A veces pensamos en la santidad como una característica propia de Dios y de los seres humanos. Pero un aspecto interesante de la santidad que nos enseña la Biblia es que cosas como el Día de Reposo y los utensilios del templo eran considerados santos. El hecho de que aun los objetos puedan ser santos nos revela una verdad importante: ser santo es estar vinculado de manera especial con Dios. Como Dios es santo, todo lo que esté relacionado con Dios se convierte en santo por esa relación especial solamente.
El Día de Reposo, por ejemplo, es santo porque Dios lo distinguió de los otros seis días y los puso en una relación especial con Dios—es un símbolo de descanso y de la actividad creadora de Dios. Los utensilios eran santos porque estaban consagrados para el uso exclusivo en la adoración a Dios. De manera que todo con lo que Dios ha decidido relacionarse es Santo.
Deuteronomio 7:6 enfatiza este punto: “Porque para el Señor tu Dios tú eres un pueblo santo; él te eligió para que fueras su posesión exclusiva entre todos los pueblos de la tierra.” Israel era santo porque Dios lo había apartado de los demás pueblos y lo puso en una relación de pertenencia.

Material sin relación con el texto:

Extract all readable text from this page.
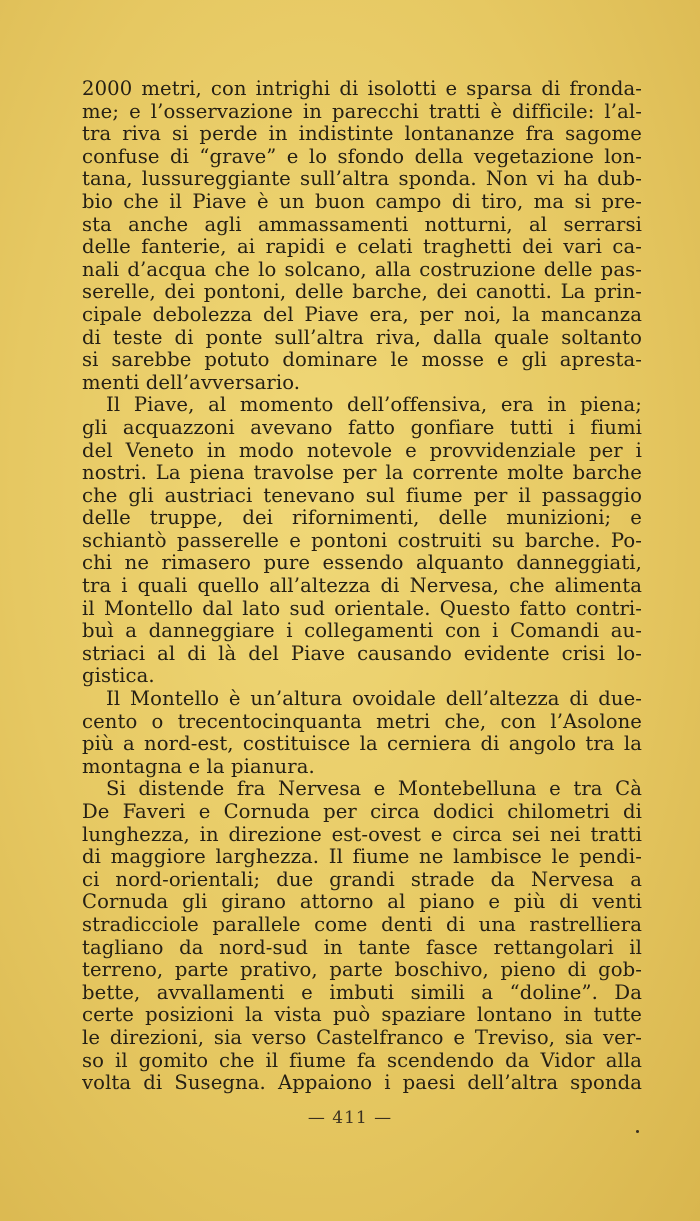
2000 metri, con intrighi di isolotti e sparsa di fronda-
me; e l’osservazione in parecchi tratti è difficile: l’al-
tra riva si perde in indistinte lontananze fra sagome
confuse di “grave” e lo sfondo della vegetazione lon-
tana, lussureggiante sull’altra sponda. Non vi ha dub-
bio che il Piave è un buon campo di tiro, ma si pre-
sta anche agli ammassamenti notturni, al serrarsi
delle fanterie, ai rapidi e celati traghetti dei vari ca-
nali d’acqua che lo solcano, alla costruzione delle pas-
serelle, dei pontoni, delle barche, dei canotti. La prin-
cipale debolezza del Piave era, per noi, la mancanza
di teste di ponte sull’altra riva, dalla quale soltanto
si sarebbe potuto dominare le mosse e gli apresta-
menti dell’avversario.
Il Piave, al momento dell’offensiva, era in piena;
gli acquazzoni avevano fatto gonfiare tutti i fiumi
del Veneto in modo notevole e provvidenziale per i
nostri. La piena travolse per la corrente molte barche
che gli austriaci tenevano sul fiume per il passaggio
delle truppe, dei rifornimenti, delle munizioni; e
schiantò passerelle e pontoni costruiti su barche. Po-
chi ne rimasero pure essendo alquanto danneggiati,
tra i quali quello all’altezza di Nervesa, che alimenta
il Montello dal lato sud orientale. Questo fatto contri-
buì a danneggiare i collegamenti con i Comandi au-
striaci al di là del Piave causando evidente crisi lo-
gistica.
Il Montello è un’altura ovoidale dell’altezza di due-
cento o trecentocinquanta metri che, con l’Asolone
più a nord-est, costituisce la cerniera di angolo tra la
montagna e la pianura.
Si distende fra Nervesa e Montebelluna e tra Cà
De Faveri e Cornuda per circa dodici chilometri di
lunghezza, in direzione est-ovest e circa sei nei tratti
di maggiore larghezza. Il fiume ne lambisce le pendi-
ci nord-orientali; due grandi strade da Nervesa a
Cornuda gli girano attorno al piano e più di venti
stradicciole parallele come denti di una rastrelliera
tagliano da nord-sud in tante fasce rettangolari il
terreno, parte prativo, parte boschivo, pieno di gob-
bette, avvallamenti e imbuti simili a “doline”. Da
certe posizioni la vista può spaziare lontano in tutte
le direzioni, sia verso Castelfranco e Treviso, sia ver-
so il gomito che il fiume fa scendendo da Vidor alla
volta di Susegna. Appaiono i paesi dell’altra sponda
— 411 —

Cuando el Nuevo Testamento habla de ser apartados y colocados en una relación especial con Dios, los escritores utilizaron el término “llamado”. Ser llamado es ser invitado por Dios. Siendo seres a la imagen de Dios, “llamado” también se refiere a nuestra capacidad de responder a ese llamado.
La santidad es mucho más que haber sido llamado. También implica nuestra respuesta en consagración y obediencia. De manera que si bien somos santos porque hemos sido llamados y puestos en una relación especial con Dios, debemos responder a ese llamado para ser santos. Estamos llamados a santidad, y también somos santos porque hemos sido llamados—porque Dios nos apartó del mundo perdido y nos trajo a una relación de pertenencia.
La iniciativa de Dios al llamarnos siempre es el primer paso en nuestra posibilidad de ser santos. Si olvidamos este punto podríamos creer que la santidad es algo que nosotros logramos por nuestro propio esfuerzo en consagrarnos y obedecer los mandamientos de Dios. La santidad se convierte en nuestro logro. Pero el evangelio nos dice que no es así. Si bien nuestra consagración y obediencia son vitales en nuestra búsqueda de la santidad, son en realidad nuestra respuesta a la iniciativa y la gracia de Dios. Estas vienen después de que Dios nos ha llamado.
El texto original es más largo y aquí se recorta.